Qualified Business Income Deduction
This new provision has a lot to unpack. If you’re a small business owner, talk to your tax professional to begin to understand the potential impact of the Qualified Business Income deduction on your business and any planning opportunities that may be available. For qualifying individuals, this provision will allow a 20% deduction for pass-through income, effectively requiring you to only pay taxes on 80% of your applicable income. There are many complexities and some restrictions associated with this provision, thus working with your tax professional to understand your options is of utmost importance. Note that it may take well into 2018 for tax professionals to fully understand the planning opportunities presented by this deduction.

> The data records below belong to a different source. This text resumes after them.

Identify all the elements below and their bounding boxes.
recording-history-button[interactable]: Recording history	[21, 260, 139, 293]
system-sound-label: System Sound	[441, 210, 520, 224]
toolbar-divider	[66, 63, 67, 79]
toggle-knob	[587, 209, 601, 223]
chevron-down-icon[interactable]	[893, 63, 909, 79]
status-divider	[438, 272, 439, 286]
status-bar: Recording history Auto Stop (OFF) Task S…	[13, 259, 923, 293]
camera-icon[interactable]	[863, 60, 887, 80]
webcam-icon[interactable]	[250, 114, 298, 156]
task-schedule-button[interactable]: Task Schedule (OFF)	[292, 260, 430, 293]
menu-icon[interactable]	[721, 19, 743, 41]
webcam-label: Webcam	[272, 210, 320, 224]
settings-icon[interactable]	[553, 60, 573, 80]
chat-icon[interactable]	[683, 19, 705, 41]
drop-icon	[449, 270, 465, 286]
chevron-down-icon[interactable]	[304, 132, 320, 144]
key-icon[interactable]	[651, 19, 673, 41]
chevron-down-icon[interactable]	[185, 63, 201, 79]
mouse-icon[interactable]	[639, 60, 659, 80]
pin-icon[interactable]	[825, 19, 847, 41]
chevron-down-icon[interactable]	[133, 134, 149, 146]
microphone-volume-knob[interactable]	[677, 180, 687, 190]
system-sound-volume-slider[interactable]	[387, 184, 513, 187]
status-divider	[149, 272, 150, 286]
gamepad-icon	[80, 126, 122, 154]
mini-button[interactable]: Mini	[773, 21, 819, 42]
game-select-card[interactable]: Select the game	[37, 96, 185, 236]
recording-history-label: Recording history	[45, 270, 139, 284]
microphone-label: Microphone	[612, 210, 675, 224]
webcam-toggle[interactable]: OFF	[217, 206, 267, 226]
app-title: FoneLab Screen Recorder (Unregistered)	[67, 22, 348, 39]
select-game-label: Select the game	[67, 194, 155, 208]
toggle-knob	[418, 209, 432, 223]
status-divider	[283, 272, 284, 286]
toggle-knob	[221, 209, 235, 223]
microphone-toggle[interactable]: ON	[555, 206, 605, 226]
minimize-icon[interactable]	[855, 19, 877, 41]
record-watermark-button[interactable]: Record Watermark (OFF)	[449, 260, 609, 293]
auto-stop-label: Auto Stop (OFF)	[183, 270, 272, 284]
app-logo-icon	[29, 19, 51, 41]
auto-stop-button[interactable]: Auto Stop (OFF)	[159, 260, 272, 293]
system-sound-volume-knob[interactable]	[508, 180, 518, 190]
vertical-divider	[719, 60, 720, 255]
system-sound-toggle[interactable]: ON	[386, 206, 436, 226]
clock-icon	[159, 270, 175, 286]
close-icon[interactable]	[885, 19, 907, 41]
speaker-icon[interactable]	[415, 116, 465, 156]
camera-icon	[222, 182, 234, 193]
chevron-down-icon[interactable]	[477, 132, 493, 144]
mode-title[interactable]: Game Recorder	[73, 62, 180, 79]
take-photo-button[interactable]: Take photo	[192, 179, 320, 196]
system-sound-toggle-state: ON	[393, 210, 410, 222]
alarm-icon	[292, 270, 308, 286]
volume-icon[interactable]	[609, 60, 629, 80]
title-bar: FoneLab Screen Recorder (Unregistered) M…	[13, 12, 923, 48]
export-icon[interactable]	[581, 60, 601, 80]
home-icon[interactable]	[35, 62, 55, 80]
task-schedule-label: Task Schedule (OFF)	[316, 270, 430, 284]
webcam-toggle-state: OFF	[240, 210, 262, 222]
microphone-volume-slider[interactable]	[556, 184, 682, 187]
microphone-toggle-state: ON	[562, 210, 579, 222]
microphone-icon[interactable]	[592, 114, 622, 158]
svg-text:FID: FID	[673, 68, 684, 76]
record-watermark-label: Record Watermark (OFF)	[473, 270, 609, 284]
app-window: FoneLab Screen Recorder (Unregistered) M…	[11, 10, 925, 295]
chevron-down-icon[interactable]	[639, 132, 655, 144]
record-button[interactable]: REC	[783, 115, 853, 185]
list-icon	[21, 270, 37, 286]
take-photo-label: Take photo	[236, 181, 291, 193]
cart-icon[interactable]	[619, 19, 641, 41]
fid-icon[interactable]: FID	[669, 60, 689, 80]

Areas for Immediate Consideration and Planning
- Maximize medical expenses in 2018 if you’re able. Remember that for 2017 and 2018 only, thresholds are lowered to 7.5% of AGI from 10%. Thus, consider “lumping” medical expenses together in 2018 to optimize this deduction opportunity.
- For 2018 and beyond, consider “lumping” itemized deductions where able. In addition to medical expenses, consider charitable contributions. For example, if you plan to give $10,000 per year to charity, consider giving $20,000 in 2018 and none in 2019, thus achieving your goal of $10,000 per year and allowing you to itemize when combined with your other deductions. Donor-advised funds are a very helpful tool for this strategy. They allow you to contribute the $20,000 at one time to take the deduction in one tax year, but you can distribute the funds to charity according to your timeline—say $10,000 in 2018 and $10,000 in 2019. Talk to your financial advisor or tax professional to determine if this strategy may make sense for you.
- 529 Education Savings accounts can now be used for elementary and secondary school expenses (as opposed to solely higher education expenses). This is a potential area for immediate planning.
- The estate tax exemption amounts have been doubled to $11.2 million for individuals and $22.4 million for couples. While the estate tax exemption was already high enough to prevent most estates from paying federal estate taxes, these changes are estimated to reduce the impact of taxation to less than 5,000 estates per year.
Stay tuned as guidance from the IRS is given relating to these new laws. Additional areas of planning will very likely be presented in time.
Much appreciation to Michael Kitces (kitces.com) for his thorough review/summary of the Tax Cuts and Jobs Act of 2017.